Ten slotte heeft de heer Van de Ven gevraagd of Nederland inzet op het aanbieden van een aantrekkelijk vestigingslocatie voor het beheer van buitenlandse pensioenfondsen.

Het wetsvoorstel Wet inhoudingsplicht houdstercoöperatie en uitbreiding inhoudingsvrijstelling beoogt misbruik van de coöperatie beter te bestrijden en een meer gelijke behandeling in de dividendbelasting van kapitaalvennootschappen en houdstercoöperaties te bewerkstelligen. Dit wetsvoorstel dient geen nevengeschikt doel. De kwestie die de heer Van de Ven opwerpt, hoort mijns inziens daarom te worden bezien in het kader van het voornemen om de dividendbelasting af te schaffen. Over dit onderwerp komen we verder te spreken zodra de uitgewerkte voorstellen hiertoe aan uw Kamer zijn voorgelegd.

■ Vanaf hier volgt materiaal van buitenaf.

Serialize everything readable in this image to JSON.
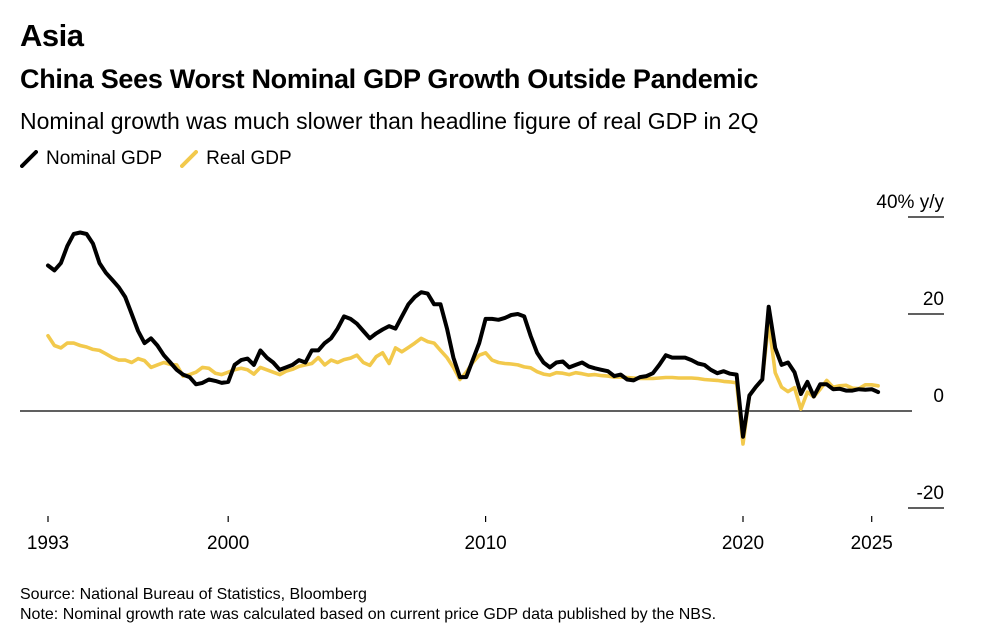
{
  "header": {
    "kicker": "Asia",
    "title": "China Sees Worst Nominal GDP Growth Outside Pandemic",
    "subtitle": "Nominal growth was much slower than headline figure of real GDP in 2Q"
  },
  "colors": {
    "nominal": "#000000",
    "real": "#f2c94c",
    "axis": "#000000"
  },
  "footer": {
    "source": "Source: National Bureau of Statistics, Bloomberg",
    "note": "Note: Nominal growth rate was calculated based on current price GDP data published by the NBS."
  },
  "chart_data": {
    "type": "line",
    "ylim": [
      -20,
      40
    ],
    "xlim": [
      1993,
      2025.4
    ],
    "y_ticks": [
      {
        "value": 40,
        "label": "40% y/y"
      },
      {
        "value": 20,
        "label": "20"
      },
      {
        "value": 0,
        "label": "0"
      },
      {
        "value": -20,
        "label": "-20"
      }
    ],
    "x_ticks": [
      {
        "value": 1993,
        "label": "1993"
      },
      {
        "value": 2000,
        "label": "2000"
      },
      {
        "value": 2010,
        "label": "2010"
      },
      {
        "value": 2020,
        "label": "2020"
      },
      {
        "value": 2025,
        "label": "2025"
      }
    ],
    "series": [
      {
        "name": "Nominal GDP",
        "color": "#000000",
        "points": [
          [
            1993.0,
            30
          ],
          [
            1993.25,
            29
          ],
          [
            1993.5,
            30.5
          ],
          [
            1993.75,
            34
          ],
          [
            1994.0,
            36.5
          ],
          [
            1994.25,
            36.8
          ],
          [
            1994.5,
            36.5
          ],
          [
            1994.75,
            34.5
          ],
          [
            1995.0,
            30.5
          ],
          [
            1995.25,
            28.5
          ],
          [
            1995.5,
            27
          ],
          [
            1995.75,
            25.5
          ],
          [
            1996.0,
            23.5
          ],
          [
            1996.25,
            20
          ],
          [
            1996.5,
            16.5
          ],
          [
            1996.75,
            14
          ],
          [
            1997.0,
            15
          ],
          [
            1997.25,
            13.5
          ],
          [
            1997.5,
            11.5
          ],
          [
            1997.75,
            10
          ],
          [
            1998.0,
            8.5
          ],
          [
            1998.25,
            7.5
          ],
          [
            1998.5,
            7
          ],
          [
            1998.75,
            5.5
          ],
          [
            1999.0,
            5.8
          ],
          [
            1999.25,
            6.5
          ],
          [
            1999.5,
            6.2
          ],
          [
            1999.75,
            5.8
          ],
          [
            2000.0,
            6
          ],
          [
            2000.25,
            9.5
          ],
          [
            2000.5,
            10.5
          ],
          [
            2000.75,
            10.8
          ],
          [
            2001.0,
            9.5
          ],
          [
            2001.25,
            12.5
          ],
          [
            2001.5,
            11
          ],
          [
            2001.75,
            10
          ],
          [
            2002.0,
            8.5
          ],
          [
            2002.25,
            9
          ],
          [
            2002.5,
            9.5
          ],
          [
            2002.75,
            10.5
          ],
          [
            2003.0,
            10
          ],
          [
            2003.25,
            12.5
          ],
          [
            2003.5,
            12.5
          ],
          [
            2003.75,
            14
          ],
          [
            2004.0,
            15
          ],
          [
            2004.25,
            17
          ],
          [
            2004.5,
            19.5
          ],
          [
            2004.75,
            19
          ],
          [
            2005.0,
            18
          ],
          [
            2005.25,
            16.5
          ],
          [
            2005.5,
            15
          ],
          [
            2005.75,
            16
          ],
          [
            2006.0,
            16.8
          ],
          [
            2006.25,
            17.5
          ],
          [
            2006.5,
            17
          ],
          [
            2006.75,
            19.5
          ],
          [
            2007.0,
            22
          ],
          [
            2007.25,
            23.5
          ],
          [
            2007.5,
            24.5
          ],
          [
            2007.75,
            24.2
          ],
          [
            2008.0,
            22
          ],
          [
            2008.25,
            22
          ],
          [
            2008.5,
            17
          ],
          [
            2008.75,
            11
          ],
          [
            2009.0,
            7
          ],
          [
            2009.25,
            7
          ],
          [
            2009.5,
            10.5
          ],
          [
            2009.75,
            14
          ],
          [
            2010.0,
            19
          ],
          [
            2010.25,
            19
          ],
          [
            2010.5,
            18.8
          ],
          [
            2010.75,
            19.2
          ],
          [
            2011.0,
            19.8
          ],
          [
            2011.25,
            20
          ],
          [
            2011.5,
            19.5
          ],
          [
            2011.75,
            15.5
          ],
          [
            2012.0,
            12
          ],
          [
            2012.25,
            10
          ],
          [
            2012.5,
            9
          ],
          [
            2012.75,
            10
          ],
          [
            2013.0,
            10.2
          ],
          [
            2013.25,
            9
          ],
          [
            2013.5,
            9.5
          ],
          [
            2013.75,
            10
          ],
          [
            2014.0,
            9.2
          ],
          [
            2014.25,
            8.8
          ],
          [
            2014.5,
            8.5
          ],
          [
            2014.75,
            8.2
          ],
          [
            2015.0,
            7.2
          ],
          [
            2015.25,
            7.5
          ],
          [
            2015.5,
            6.5
          ],
          [
            2015.75,
            6.3
          ],
          [
            2016.0,
            7
          ],
          [
            2016.25,
            7.2
          ],
          [
            2016.5,
            7.8
          ],
          [
            2016.75,
            9.5
          ],
          [
            2017.0,
            11.5
          ],
          [
            2017.25,
            11
          ],
          [
            2017.5,
            11
          ],
          [
            2017.75,
            11
          ],
          [
            2018.0,
            10.5
          ],
          [
            2018.25,
            9.8
          ],
          [
            2018.5,
            9.5
          ],
          [
            2018.75,
            8.5
          ],
          [
            2019.0,
            7.8
          ],
          [
            2019.25,
            8.2
          ],
          [
            2019.5,
            7.7
          ],
          [
            2019.75,
            7.5
          ],
          [
            2020.0,
            -5.3
          ],
          [
            2020.25,
            3.2
          ],
          [
            2020.5,
            5
          ],
          [
            2020.75,
            6.5
          ],
          [
            2021.0,
            21.5
          ],
          [
            2021.25,
            13
          ],
          [
            2021.5,
            9.5
          ],
          [
            2021.75,
            10
          ],
          [
            2022.0,
            8
          ],
          [
            2022.25,
            3.5
          ],
          [
            2022.5,
            6
          ],
          [
            2022.75,
            3
          ],
          [
            2023.0,
            5.5
          ],
          [
            2023.25,
            5.5
          ],
          [
            2023.5,
            4.5
          ],
          [
            2023.75,
            4.6
          ],
          [
            2024.0,
            4.2
          ],
          [
            2024.25,
            4.2
          ],
          [
            2024.5,
            4.5
          ],
          [
            2024.75,
            4.4
          ],
          [
            2025.0,
            4.5
          ],
          [
            2025.25,
            3.9
          ]
        ]
      },
      {
        "name": "Real GDP",
        "color": "#f2c94c",
        "points": [
          [
            1993.0,
            15.5
          ],
          [
            1993.25,
            13.5
          ],
          [
            1993.5,
            13
          ],
          [
            1993.75,
            14
          ],
          [
            1994.0,
            14
          ],
          [
            1994.25,
            13.5
          ],
          [
            1994.5,
            13.2
          ],
          [
            1994.75,
            12.7
          ],
          [
            1995.0,
            12.5
          ],
          [
            1995.25,
            11.8
          ],
          [
            1995.5,
            11
          ],
          [
            1995.75,
            10.5
          ],
          [
            1996.0,
            10.5
          ],
          [
            1996.25,
            10
          ],
          [
            1996.5,
            10.8
          ],
          [
            1996.75,
            10.4
          ],
          [
            1997.0,
            9
          ],
          [
            1997.25,
            9.5
          ],
          [
            1997.5,
            10
          ],
          [
            1997.75,
            9.6
          ],
          [
            1998.0,
            9.5
          ],
          [
            1998.25,
            7.2
          ],
          [
            1998.5,
            7.5
          ],
          [
            1998.75,
            8
          ],
          [
            1999.0,
            9
          ],
          [
            1999.25,
            8.8
          ],
          [
            1999.5,
            7.8
          ],
          [
            1999.75,
            7.5
          ],
          [
            2000.0,
            8
          ],
          [
            2000.25,
            8.5
          ],
          [
            2000.5,
            8.8
          ],
          [
            2000.75,
            8.5
          ],
          [
            2001.0,
            7.6
          ],
          [
            2001.25,
            9
          ],
          [
            2001.5,
            8.5
          ],
          [
            2001.75,
            8
          ],
          [
            2002.0,
            7.5
          ],
          [
            2002.25,
            8.2
          ],
          [
            2002.5,
            8.6
          ],
          [
            2002.75,
            9.2
          ],
          [
            2003.0,
            9.5
          ],
          [
            2003.25,
            9.8
          ],
          [
            2003.5,
            11
          ],
          [
            2003.75,
            9.5
          ],
          [
            2004.0,
            10.5
          ],
          [
            2004.25,
            10
          ],
          [
            2004.5,
            10.6
          ],
          [
            2004.75,
            10.9
          ],
          [
            2005.0,
            11.5
          ],
          [
            2005.25,
            10
          ],
          [
            2005.5,
            9.4
          ],
          [
            2005.75,
            11.2
          ],
          [
            2006.0,
            12
          ],
          [
            2006.25,
            9.8
          ],
          [
            2006.5,
            13
          ],
          [
            2006.75,
            12.2
          ],
          [
            2007.0,
            13.1
          ],
          [
            2007.25,
            14
          ],
          [
            2007.5,
            15
          ],
          [
            2007.75,
            14.3
          ],
          [
            2008.0,
            14
          ],
          [
            2008.25,
            12.5
          ],
          [
            2008.5,
            11
          ],
          [
            2008.75,
            9
          ],
          [
            2009.0,
            6.5
          ],
          [
            2009.25,
            8
          ],
          [
            2009.5,
            10
          ],
          [
            2009.75,
            11.5
          ],
          [
            2010.0,
            12
          ],
          [
            2010.25,
            10.5
          ],
          [
            2010.5,
            10
          ],
          [
            2010.75,
            9.8
          ],
          [
            2011.0,
            9.7
          ],
          [
            2011.25,
            9.5
          ],
          [
            2011.5,
            9.1
          ],
          [
            2011.75,
            8.9
          ],
          [
            2012.0,
            8.1
          ],
          [
            2012.25,
            7.6
          ],
          [
            2012.5,
            7.4
          ],
          [
            2012.75,
            7.9
          ],
          [
            2013.0,
            7.8
          ],
          [
            2013.25,
            7.5
          ],
          [
            2013.5,
            7.9
          ],
          [
            2013.75,
            7.7
          ],
          [
            2014.0,
            7.4
          ],
          [
            2014.25,
            7.5
          ],
          [
            2014.5,
            7.3
          ],
          [
            2014.75,
            7.2
          ],
          [
            2015.0,
            7
          ],
          [
            2015.25,
            7
          ],
          [
            2015.5,
            6.9
          ],
          [
            2015.75,
            6.8
          ],
          [
            2016.0,
            6.7
          ],
          [
            2016.25,
            6.7
          ],
          [
            2016.5,
            6.7
          ],
          [
            2016.75,
            6.8
          ],
          [
            2017.0,
            6.9
          ],
          [
            2017.25,
            6.9
          ],
          [
            2017.5,
            6.8
          ],
          [
            2017.75,
            6.8
          ],
          [
            2018.0,
            6.8
          ],
          [
            2018.25,
            6.7
          ],
          [
            2018.5,
            6.5
          ],
          [
            2018.75,
            6.4
          ],
          [
            2019.0,
            6.3
          ],
          [
            2019.25,
            6.1
          ],
          [
            2019.5,
            6
          ],
          [
            2019.75,
            5.8
          ],
          [
            2020.0,
            -6.8
          ],
          [
            2020.25,
            3.2
          ],
          [
            2020.5,
            4.9
          ],
          [
            2020.75,
            6.5
          ],
          [
            2021.0,
            18.3
          ],
          [
            2021.25,
            7.9
          ],
          [
            2021.5,
            4.9
          ],
          [
            2021.75,
            4
          ],
          [
            2022.0,
            4.8
          ],
          [
            2022.25,
            0.4
          ],
          [
            2022.5,
            3.9
          ],
          [
            2022.75,
            2.9
          ],
          [
            2023.0,
            4.5
          ],
          [
            2023.25,
            6.3
          ],
          [
            2023.5,
            4.9
          ],
          [
            2023.75,
            5.2
          ],
          [
            2024.0,
            5.3
          ],
          [
            2024.25,
            4.7
          ],
          [
            2024.5,
            4.6
          ],
          [
            2024.75,
            5.4
          ],
          [
            2025.0,
            5.4
          ],
          [
            2025.25,
            5.2
          ]
        ]
      }
    ]
  }
}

2. Voorbeelden niet-verrekenbare bronbelasting

Bij de algemene financiële beschouwingen in de Tweede Kamer op donderdag 9 november 2017 heb ik toegezegd om een aantal voorbeelden te geven van situaties waarin door Nederland geheven dividendbelasting door de buitenlandse ontvanger van het dividend niet (volledig) kan worden verrekend met de inkomsten- of vennootschapsbelasting in zijn eigen land, waardoor de dividendbelasting als last op de aandeelhouder drukt. In de brief van 14 november 2017 aan de Tweede Kamer staat een aantal voorbeelden beschreven van dergelijke situaties en wordt ingegaan op de vraag vanuit welke landen op dit moment het meest in Nederlandse aandelen wordt belegd.

Wanneer drukt Nederlandse dividendbelasting als last op de belegger?

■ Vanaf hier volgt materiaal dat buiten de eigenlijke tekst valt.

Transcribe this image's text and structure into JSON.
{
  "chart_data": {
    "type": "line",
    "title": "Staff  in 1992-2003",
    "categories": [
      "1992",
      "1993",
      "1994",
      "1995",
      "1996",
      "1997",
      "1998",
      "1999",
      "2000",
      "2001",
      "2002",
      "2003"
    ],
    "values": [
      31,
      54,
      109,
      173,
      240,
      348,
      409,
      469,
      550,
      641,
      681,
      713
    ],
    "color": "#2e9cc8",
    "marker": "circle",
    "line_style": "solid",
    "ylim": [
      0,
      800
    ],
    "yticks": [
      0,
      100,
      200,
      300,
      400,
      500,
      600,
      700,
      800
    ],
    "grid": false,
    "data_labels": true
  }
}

Of de Nederlandse dividendbelasting bij de (uiteindelijke) buitenlandse aandeelhouder als last neerslaat, hangt af van verschillende factoren. Belangrijke factoren zijn de belastingwetgeving in het woon- of vestigingsland van de aandeelhouder, de regelingen in een eventueel belastingverdrag tussen Nederland en het woon- of vestigingsland van de aandeelhouder, en of de aandeelhouder de Nederlandse aandelen rechtstreeks houdt of een belegger participeert in een beleggingsfonds dat de Nederlandse aandelen houdt. Ook speelt een rol dat de buitenlandse aandeelhouder in bepaalde gevallen aanspraak kan maken op een teruggaaf van Nederlandse dividendbelasting op basis van de Wet DB 1965.

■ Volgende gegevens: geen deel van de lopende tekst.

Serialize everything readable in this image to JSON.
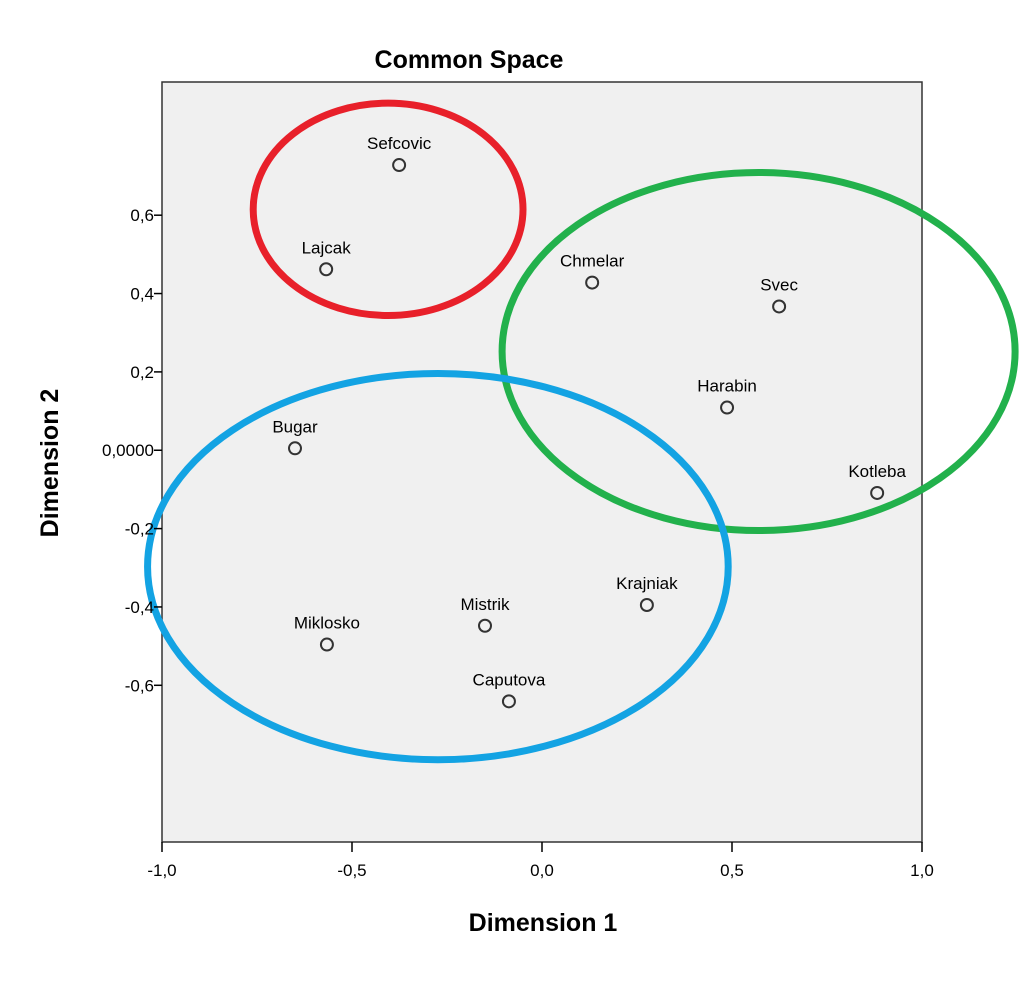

Gezien het grote aantal factoren dat van belang is, kan geen sluitende lijst worden gegeven van alle situaties waarin Nederlandse dividendbelasting wel respectievelijk niet een last is voor buitenlandse aandeelhouders. Wel kan een aantal voorbeelden worden gegeven van situaties waarin Nederlandse dividendbelasting op basis van lokale belastingwetgeving en een eventueel belastingverdrag met Nederland (deels) als niet-verrekenbare eindheffing ten laste van de aandeelhouder kan komen.

Voor de voorbeelden in deze brief is aangesloten bij informatie die is verkregen van het International Bureau of Fiscal Documentation (IBFD). Het IBFD is een onafhankelijke organisatie met onderzoekers uit een groot aantal landen die, onder meer, hoogwaardige informatie levert op het gebied van internationaal belastingrecht (www.ibfd.org). De van het IBFD verkregen informatie ziet op de lidstaten van de Europese Unie (EU) alsmede Argentinië, Australië, Brazilië, Canada, China, Colombia, Hongkong, India, Indonesië, Israël, Japan, Kazachstan, Korea (Rep.), Mexico, Maleisië, Nieuw Zeeland, Noorwegen, Oekraïne, Rusland, Singapore, Taiwan, Thailand, Turkije, de Verenigde Staten, Zuid-Afrika en Zwitserland.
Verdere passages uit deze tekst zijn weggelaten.